Joe Donlin, who is director of United to HouseThe organization behind Measure ULA, said that the exemption rules have been designed to encourage sales to affordable non -profit housing developers like another avenue to build essential units. Each seller has this option, but if he chooses to sell to someone else, he will not be eligible for an exemption.

The exemptions are managed by two departments, depending on the type: the Finance office and the Housing service.

So far, the two have distributed ULA exemptions to those who qualify. The finance office granted 35 exemptions and the housing service granted 14. 670 sales were taxed under the ULA and 49 total exemptions, therefore about 7% of the sellers of “Manor tax” obtained exemptions.

“We are sensitive to these rare situations, but it is also important to recognize that almost 60% of voters have approved the measure of the ULA, and we are implementing it,” said Greg Good, director of strategic engagement and policy for the Housing Department.

Last month, a non -profit organization accumulated an even larger tax bill than MPTF.

In October, Jewish Health of Los AngelesA senior health non -profit organization sold a senior life complex in Playa Vista For $ 81 million.
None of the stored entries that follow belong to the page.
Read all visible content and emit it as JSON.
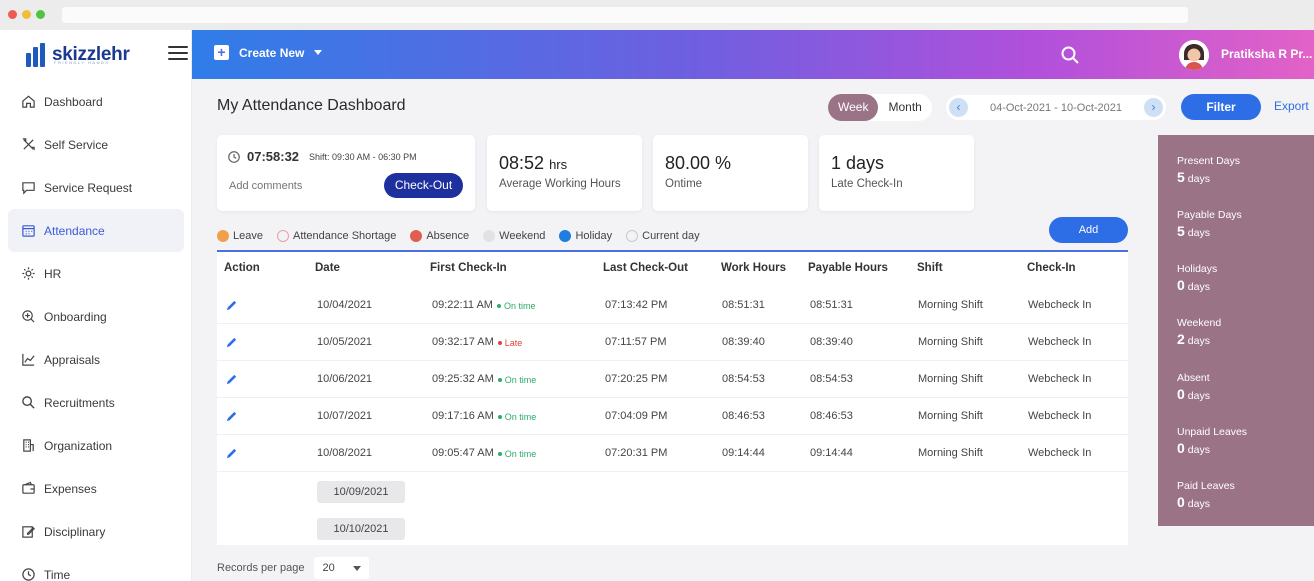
{
  "brand": {
    "name": "skizzlehr",
    "tagline": "FRIENDLY HANDS"
  },
  "sidebar": {
    "items": [
      {
        "label": "Dashboard",
        "icon": "home-icon"
      },
      {
        "label": "Self Service",
        "icon": "tools-icon"
      },
      {
        "label": "Service Request",
        "icon": "chat-icon"
      },
      {
        "label": "Attendance",
        "icon": "calendar-icon",
        "active": true
      },
      {
        "label": "HR",
        "icon": "gear-icon"
      },
      {
        "label": "Onboarding",
        "icon": "zoom-plus-icon"
      },
      {
        "label": "Appraisals",
        "icon": "chart-line-icon"
      },
      {
        "label": "Recruitments",
        "icon": "search-icon"
      },
      {
        "label": "Organization",
        "icon": "building-icon"
      },
      {
        "label": "Expenses",
        "icon": "wallet-icon"
      },
      {
        "label": "Disciplinary",
        "icon": "edit-icon"
      },
      {
        "label": "Time",
        "icon": "clock-icon"
      }
    ]
  },
  "header": {
    "create_label": "Create New",
    "user_name": "Pratiksha R Pr..."
  },
  "page": {
    "title": "My Attendance Dashboard",
    "view_week": "Week",
    "view_month": "Month",
    "date_range": "04-Oct-2021 - 10-Oct-2021",
    "filter_label": "Filter",
    "export_label": "Export"
  },
  "checkin": {
    "time": "07:58:32",
    "shift": "Shift: 09:30 AM - 06:30 PM",
    "comment_placeholder": "Add comments",
    "checkout_label": "Check-Out"
  },
  "stats": [
    {
      "value": "08:52",
      "unit": "hrs",
      "label": "Average Working Hours"
    },
    {
      "value": "80.00 %",
      "unit": "",
      "label": "Ontime"
    },
    {
      "value": "1 days",
      "unit": "",
      "label": "Late Check-In"
    }
  ],
  "legend": [
    {
      "label": "Leave",
      "color": "#f0a04b",
      "outline": false
    },
    {
      "label": "Attendance Shortage",
      "color": "#e8a0a0",
      "outline": true
    },
    {
      "label": "Absence",
      "color": "#e06050",
      "outline": false
    },
    {
      "label": "Weekend",
      "color": "#e2e2e6",
      "outline": false
    },
    {
      "label": "Holiday",
      "color": "#1e7ee0",
      "outline": false
    },
    {
      "label": "Current day",
      "color": "#c8c8d0",
      "outline": true
    }
  ],
  "add_label": "Add",
  "table": {
    "columns": [
      "Action",
      "Date",
      "First Check-In",
      "Last Check-Out",
      "Work Hours",
      "Payable Hours",
      "Shift",
      "Check-In"
    ],
    "rows": [
      {
        "date": "10/04/2021",
        "first": "09:22:11 AM",
        "status": "On time",
        "late": false,
        "last": "07:13:42 PM",
        "work": "08:51:31",
        "payable": "08:51:31",
        "shift": "Morning Shift",
        "checkin": "Webcheck In"
      },
      {
        "date": "10/05/2021",
        "first": "09:32:17 AM",
        "status": "Late",
        "late": true,
        "last": "07:11:57 PM",
        "work": "08:39:40",
        "payable": "08:39:40",
        "shift": "Morning Shift",
        "checkin": "Webcheck In"
      },
      {
        "date": "10/06/2021",
        "first": "09:25:32 AM",
        "status": "On time",
        "late": false,
        "last": "07:20:25 PM",
        "work": "08:54:53",
        "payable": "08:54:53",
        "shift": "Morning Shift",
        "checkin": "Webcheck In"
      },
      {
        "date": "10/07/2021",
        "first": "09:17:16 AM",
        "status": "On time",
        "late": false,
        "last": "07:04:09 PM",
        "work": "08:46:53",
        "payable": "08:46:53",
        "shift": "Morning Shift",
        "checkin": "Webcheck In"
      },
      {
        "date": "10/08/2021",
        "first": "09:05:47 AM",
        "status": "On time",
        "late": false,
        "last": "07:20:31 PM",
        "work": "09:14:44",
        "payable": "09:14:44",
        "shift": "Morning Shift",
        "checkin": "Webcheck In"
      }
    ],
    "weekend_dates": [
      "10/09/2021",
      "10/10/2021"
    ]
  },
  "records": {
    "label": "Records per page",
    "value": "20"
  },
  "summary": [
    {
      "label": "Present Days",
      "value": "5",
      "unit": "days"
    },
    {
      "label": "Payable Days",
      "value": "5",
      "unit": "days"
    },
    {
      "label": "Holidays",
      "value": "0",
      "unit": "days"
    },
    {
      "label": "Weekend",
      "value": "2",
      "unit": "days"
    },
    {
      "label": "Absent",
      "value": "0",
      "unit": "days"
    },
    {
      "label": "Unpaid Leaves",
      "value": "0",
      "unit": "days"
    },
    {
      "label": "Paid Leaves",
      "value": "0",
      "unit": "days"
    }
  ],
  "colors": {
    "accent": "#2d6de6",
    "summary_bg": "#9a7387",
    "checkout": "#1e2f9e"
  }
}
He found a buyer at the end of 2020, but the sales process has taken so long that ULA measurement was proposed, adopted and implemented before the conclusion of the agreement.

Consequently, the non -profit organization, which provides care for 4,000 elderly people, was blinded with a tax of $ 4.455 million under ULA.

The organization intended to use a piece of the product to develop affordable housing, noting the plan in the entire sale of the sale of $ 81 million. But now it's in danger.

“It's a shame because it is money that we would have used for affordable accommodation,” said CEO Dale Surowitz. “Now this plan is at risk.”

Surowitz said he was working with the member of the municipal council Bob Blumenfield to recover the $ 4.455 million, either by an exemption, or by making him reinvest in the non -profit association, but said that there were no clear paths for this to happen.

“I don't think they planned this,” said Surowitz. “I cannot imagine that they want a non -profit organization involved in the management of people who do not have financial resources to pay the tax, because it was Ula's intention.”